Hit or Miss: Understanding Emergence and Absence of Homo-oligomeric Contacts in Protein Language Models

Many proteins function not as isolated molecules but as symmetrical assemblies of identical subunits, from ion channels that gate cellular signals to metabolic enzymes that catalyze life’s essential reactions. Here, we reveal that single-sequence protein language models (pLMs), trained solely on individual protein sequences, implicitly learn the interface contacts of homo-oligomeric assemblies. As models grow larger, their ability to predict inter-subunit contacts continues to improve, whereas the accuracy for single-chain predictions shows only minimal gains. The largest ESM2 model can accurately distinguish genuine biological interfaces from crystallographic artifacts.
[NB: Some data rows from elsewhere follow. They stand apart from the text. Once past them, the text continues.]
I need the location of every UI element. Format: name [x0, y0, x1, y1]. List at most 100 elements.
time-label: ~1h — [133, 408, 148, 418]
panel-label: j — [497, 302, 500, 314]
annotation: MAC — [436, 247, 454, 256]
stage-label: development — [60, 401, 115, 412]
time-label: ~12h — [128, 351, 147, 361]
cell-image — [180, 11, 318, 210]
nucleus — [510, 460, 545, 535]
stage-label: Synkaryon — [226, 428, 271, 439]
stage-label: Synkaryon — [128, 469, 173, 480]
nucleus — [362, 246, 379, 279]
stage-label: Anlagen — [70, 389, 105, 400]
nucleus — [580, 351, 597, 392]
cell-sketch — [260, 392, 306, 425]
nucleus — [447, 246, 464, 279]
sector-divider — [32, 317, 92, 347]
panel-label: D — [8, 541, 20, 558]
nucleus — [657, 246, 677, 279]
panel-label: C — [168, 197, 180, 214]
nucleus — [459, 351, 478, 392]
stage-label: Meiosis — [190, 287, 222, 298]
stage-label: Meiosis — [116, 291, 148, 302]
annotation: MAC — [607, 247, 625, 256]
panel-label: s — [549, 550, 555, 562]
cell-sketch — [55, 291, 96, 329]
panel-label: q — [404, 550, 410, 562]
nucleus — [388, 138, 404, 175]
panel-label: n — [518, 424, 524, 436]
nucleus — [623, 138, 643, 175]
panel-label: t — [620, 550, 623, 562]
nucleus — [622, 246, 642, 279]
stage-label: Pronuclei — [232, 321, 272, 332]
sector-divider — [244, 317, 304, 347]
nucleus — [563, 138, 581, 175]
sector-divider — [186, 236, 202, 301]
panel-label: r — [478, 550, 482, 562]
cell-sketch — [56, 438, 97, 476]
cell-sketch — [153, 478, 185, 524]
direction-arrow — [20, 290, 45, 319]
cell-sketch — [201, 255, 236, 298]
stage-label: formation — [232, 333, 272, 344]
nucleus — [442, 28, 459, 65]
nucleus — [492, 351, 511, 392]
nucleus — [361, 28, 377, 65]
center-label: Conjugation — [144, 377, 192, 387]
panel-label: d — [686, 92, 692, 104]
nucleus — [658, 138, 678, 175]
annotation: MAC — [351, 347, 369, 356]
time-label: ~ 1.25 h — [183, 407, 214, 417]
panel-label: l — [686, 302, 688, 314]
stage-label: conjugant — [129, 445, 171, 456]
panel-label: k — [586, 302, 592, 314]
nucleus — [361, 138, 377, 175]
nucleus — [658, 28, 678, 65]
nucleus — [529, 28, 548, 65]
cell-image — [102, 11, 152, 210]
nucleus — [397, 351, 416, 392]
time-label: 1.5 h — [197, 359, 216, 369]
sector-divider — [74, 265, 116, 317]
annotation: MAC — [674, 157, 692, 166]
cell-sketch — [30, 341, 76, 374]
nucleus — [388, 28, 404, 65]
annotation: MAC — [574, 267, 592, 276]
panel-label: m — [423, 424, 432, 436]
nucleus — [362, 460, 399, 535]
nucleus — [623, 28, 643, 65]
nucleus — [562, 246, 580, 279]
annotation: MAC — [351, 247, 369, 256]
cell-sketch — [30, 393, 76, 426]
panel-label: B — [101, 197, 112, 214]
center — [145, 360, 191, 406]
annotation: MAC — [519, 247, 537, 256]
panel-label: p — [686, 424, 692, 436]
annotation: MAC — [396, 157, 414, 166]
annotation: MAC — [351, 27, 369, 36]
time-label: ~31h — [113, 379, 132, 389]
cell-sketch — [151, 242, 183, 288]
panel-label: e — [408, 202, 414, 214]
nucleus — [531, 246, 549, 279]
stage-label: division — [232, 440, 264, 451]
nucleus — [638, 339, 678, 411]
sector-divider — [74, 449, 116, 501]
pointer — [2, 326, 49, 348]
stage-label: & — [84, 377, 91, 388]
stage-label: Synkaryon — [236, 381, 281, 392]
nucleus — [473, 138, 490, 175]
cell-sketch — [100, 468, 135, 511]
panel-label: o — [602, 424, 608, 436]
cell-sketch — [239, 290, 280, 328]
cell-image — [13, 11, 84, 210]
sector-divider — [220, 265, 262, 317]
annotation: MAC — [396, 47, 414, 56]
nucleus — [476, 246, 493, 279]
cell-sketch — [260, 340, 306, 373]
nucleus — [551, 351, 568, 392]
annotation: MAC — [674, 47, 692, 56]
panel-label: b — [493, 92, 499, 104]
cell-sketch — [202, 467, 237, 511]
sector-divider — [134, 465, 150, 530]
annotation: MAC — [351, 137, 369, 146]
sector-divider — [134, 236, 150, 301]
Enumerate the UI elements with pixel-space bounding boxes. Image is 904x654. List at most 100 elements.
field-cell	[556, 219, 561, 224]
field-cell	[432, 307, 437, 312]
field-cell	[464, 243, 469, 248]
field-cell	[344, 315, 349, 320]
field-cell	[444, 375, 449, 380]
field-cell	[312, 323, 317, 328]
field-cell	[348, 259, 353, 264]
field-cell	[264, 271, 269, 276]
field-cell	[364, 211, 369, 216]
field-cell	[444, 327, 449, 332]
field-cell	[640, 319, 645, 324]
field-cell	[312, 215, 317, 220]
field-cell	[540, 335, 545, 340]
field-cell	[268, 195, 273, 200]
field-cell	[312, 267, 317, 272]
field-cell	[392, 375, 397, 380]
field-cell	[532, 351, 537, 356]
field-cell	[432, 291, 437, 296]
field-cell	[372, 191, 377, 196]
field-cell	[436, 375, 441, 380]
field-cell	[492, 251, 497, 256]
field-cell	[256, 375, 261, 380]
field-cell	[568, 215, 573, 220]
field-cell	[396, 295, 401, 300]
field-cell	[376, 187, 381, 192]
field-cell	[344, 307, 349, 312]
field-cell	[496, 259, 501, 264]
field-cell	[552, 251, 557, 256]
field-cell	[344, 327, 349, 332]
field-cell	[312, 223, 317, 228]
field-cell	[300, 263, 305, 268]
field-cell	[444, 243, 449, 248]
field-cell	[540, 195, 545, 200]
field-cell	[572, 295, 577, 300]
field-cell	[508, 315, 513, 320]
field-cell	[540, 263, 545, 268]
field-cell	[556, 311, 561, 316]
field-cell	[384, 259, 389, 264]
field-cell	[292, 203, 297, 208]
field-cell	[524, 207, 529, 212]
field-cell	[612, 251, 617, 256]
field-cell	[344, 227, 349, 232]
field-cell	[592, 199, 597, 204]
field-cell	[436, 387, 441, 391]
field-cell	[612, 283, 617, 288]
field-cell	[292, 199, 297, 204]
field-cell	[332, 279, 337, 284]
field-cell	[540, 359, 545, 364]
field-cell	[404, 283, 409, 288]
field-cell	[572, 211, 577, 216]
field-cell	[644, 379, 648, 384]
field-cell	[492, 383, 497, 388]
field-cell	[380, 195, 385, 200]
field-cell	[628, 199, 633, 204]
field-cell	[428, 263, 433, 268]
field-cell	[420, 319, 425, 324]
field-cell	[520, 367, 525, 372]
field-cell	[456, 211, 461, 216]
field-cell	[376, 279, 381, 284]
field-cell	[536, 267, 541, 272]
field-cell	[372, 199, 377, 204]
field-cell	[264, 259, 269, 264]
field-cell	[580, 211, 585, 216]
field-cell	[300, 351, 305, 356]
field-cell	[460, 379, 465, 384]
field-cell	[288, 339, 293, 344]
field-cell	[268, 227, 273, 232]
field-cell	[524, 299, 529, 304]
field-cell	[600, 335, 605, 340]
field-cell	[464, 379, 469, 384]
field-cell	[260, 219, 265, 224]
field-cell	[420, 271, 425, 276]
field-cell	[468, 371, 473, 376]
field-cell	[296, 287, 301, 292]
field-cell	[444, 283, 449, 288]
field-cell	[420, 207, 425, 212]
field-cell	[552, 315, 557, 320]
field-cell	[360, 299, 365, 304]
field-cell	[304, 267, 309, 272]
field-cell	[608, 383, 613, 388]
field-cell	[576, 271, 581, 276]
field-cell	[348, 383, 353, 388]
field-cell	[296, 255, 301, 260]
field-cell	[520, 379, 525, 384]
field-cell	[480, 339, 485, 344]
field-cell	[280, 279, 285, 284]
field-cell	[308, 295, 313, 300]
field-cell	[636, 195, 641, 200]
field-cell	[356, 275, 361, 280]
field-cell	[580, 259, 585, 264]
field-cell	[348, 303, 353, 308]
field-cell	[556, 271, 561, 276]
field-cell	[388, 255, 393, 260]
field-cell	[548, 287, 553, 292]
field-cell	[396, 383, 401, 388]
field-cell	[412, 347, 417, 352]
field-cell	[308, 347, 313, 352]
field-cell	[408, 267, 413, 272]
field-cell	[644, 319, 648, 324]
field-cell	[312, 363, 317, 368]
MSA Pairformer and ESM2-15B perform comparably when broad sets of homologs are used, but restricting alignments to closer evolutionary neighbors reveals a clear difference: MSA Pairformer reaches an interface contact recovery rate of 0.44 compared with 0.33 for ESM2-15B. We hypothesized that one contributing factor is how models implicitly cluster homologous proteins. Comparing evolutionary constraints extracted from pLMs, we find correlation between homologs decrease as model size increases, consistent with larger models partitioning families into finer-grained subclusters and better separating distinct oligomeric interfaces. When models fail to detect known interfaces, these discrepancies may reflect annotation errors, proteins that adopt multiple assembly conformations, or intrinsic model limitations. Overall, our findings show that statistical patterns learned by pLMs encode key aspects of homo-oligomeric assembly organization and provide a basis for understanding how such interfaces diversify across evolution, even though structure is conserved over large evolutionary distances, oligomeric assembly may not be.